Impact of both Coenzyme Q10 & Vitamin C with different concentrations in addition to LPS on malondialdehyde (MDA)

The group treated with Coenzyme Q10 (100 mg/kg b/w), vitamin C (50 mg/kg b/w) and LPS showed decrease in MDA by 43.36%(p<0.05) and the group treated with Coenzyme Q10 (200 mg/kg b/w), vitamin C (100 mg/kg b/w) and LPS showed decrease in MDA by 48.44%(p<0.05) compared with the corresponding LPS control value (table 3).

Effect of both Coenzyme Q10 and Vitamin C with different concentrations in addition to LPS on NO

In brain, nitric oxide lowered by 34.35 % (p<0.05) in the group treated with Coenzyme Q10 (100 mg/kg b/w), vitamin C (50 mg/kg b/w) and LPS, decreased by 34.35 % (p<0.05) in the group treated with Coenzyme Q10 (100 mg/kg b/w), vitamin C (50 mg/kg b/w) and LPS, as compared with LPS group (table 3).
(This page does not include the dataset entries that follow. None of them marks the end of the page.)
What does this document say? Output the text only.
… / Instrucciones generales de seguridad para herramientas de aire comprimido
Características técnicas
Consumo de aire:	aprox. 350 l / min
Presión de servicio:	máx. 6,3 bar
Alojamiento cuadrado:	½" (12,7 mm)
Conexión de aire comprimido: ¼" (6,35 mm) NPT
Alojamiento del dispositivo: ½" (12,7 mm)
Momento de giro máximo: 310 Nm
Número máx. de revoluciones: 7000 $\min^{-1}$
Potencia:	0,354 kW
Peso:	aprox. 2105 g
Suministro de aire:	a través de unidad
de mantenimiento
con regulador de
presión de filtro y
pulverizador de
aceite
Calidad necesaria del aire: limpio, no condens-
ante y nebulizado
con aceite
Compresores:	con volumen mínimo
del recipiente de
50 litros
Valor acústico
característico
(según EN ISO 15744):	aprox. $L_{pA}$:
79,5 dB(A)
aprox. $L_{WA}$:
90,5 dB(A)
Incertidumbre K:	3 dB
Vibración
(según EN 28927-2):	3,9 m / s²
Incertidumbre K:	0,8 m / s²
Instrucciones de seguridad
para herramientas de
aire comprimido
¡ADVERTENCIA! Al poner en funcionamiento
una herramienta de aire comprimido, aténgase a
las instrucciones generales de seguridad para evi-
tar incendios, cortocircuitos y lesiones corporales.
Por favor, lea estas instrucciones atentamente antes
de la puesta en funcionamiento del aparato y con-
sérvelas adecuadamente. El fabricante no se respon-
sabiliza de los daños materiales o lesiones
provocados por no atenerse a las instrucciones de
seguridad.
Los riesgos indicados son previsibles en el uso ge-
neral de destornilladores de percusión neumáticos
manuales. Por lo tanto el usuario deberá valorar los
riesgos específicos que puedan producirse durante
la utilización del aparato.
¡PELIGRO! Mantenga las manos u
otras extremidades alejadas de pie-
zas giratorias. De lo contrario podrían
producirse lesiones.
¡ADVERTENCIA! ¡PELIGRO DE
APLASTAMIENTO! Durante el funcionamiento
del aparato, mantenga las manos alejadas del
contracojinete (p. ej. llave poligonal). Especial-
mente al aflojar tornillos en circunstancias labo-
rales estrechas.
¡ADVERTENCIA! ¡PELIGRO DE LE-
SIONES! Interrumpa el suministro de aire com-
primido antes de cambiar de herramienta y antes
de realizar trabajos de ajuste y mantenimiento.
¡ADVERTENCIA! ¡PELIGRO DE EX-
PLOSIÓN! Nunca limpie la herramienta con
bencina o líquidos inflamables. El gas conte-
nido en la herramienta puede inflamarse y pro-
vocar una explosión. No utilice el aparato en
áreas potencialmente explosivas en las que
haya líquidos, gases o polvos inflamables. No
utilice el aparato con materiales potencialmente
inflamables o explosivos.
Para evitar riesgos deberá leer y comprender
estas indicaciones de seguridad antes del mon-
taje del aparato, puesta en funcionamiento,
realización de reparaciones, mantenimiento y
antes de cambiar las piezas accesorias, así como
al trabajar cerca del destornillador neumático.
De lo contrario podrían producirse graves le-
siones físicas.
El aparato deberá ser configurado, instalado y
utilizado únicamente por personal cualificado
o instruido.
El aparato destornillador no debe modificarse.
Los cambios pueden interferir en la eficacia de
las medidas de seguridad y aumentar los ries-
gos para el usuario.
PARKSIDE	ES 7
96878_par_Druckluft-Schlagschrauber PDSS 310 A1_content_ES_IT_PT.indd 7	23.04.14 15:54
Impact of both Coenzyme Q10 and Vitamin C with different concentrations in addition to LPS on Reduced glutathione (GSH)

The group treated with Coenzyme Q10 (100 mg/kg body weight), vitamin C (50 mg/kg b/w) and LPS showed noticeable and significant increase of GSH by 80.43%(p<0.001) and the group treated with Coenzyme Q10 (200 mg/kg b/w), vitamin C (100 mg/kg b/w) and LPS showed marked and significant increase in GSH by 86.71%(p<0.001) as compared with the corresponding LPS control value (table 3).

Impact of both Coenzyme Q10 and Vitamin C with different concentrations in addition to LPS on brain paraoxonase activity (PON1)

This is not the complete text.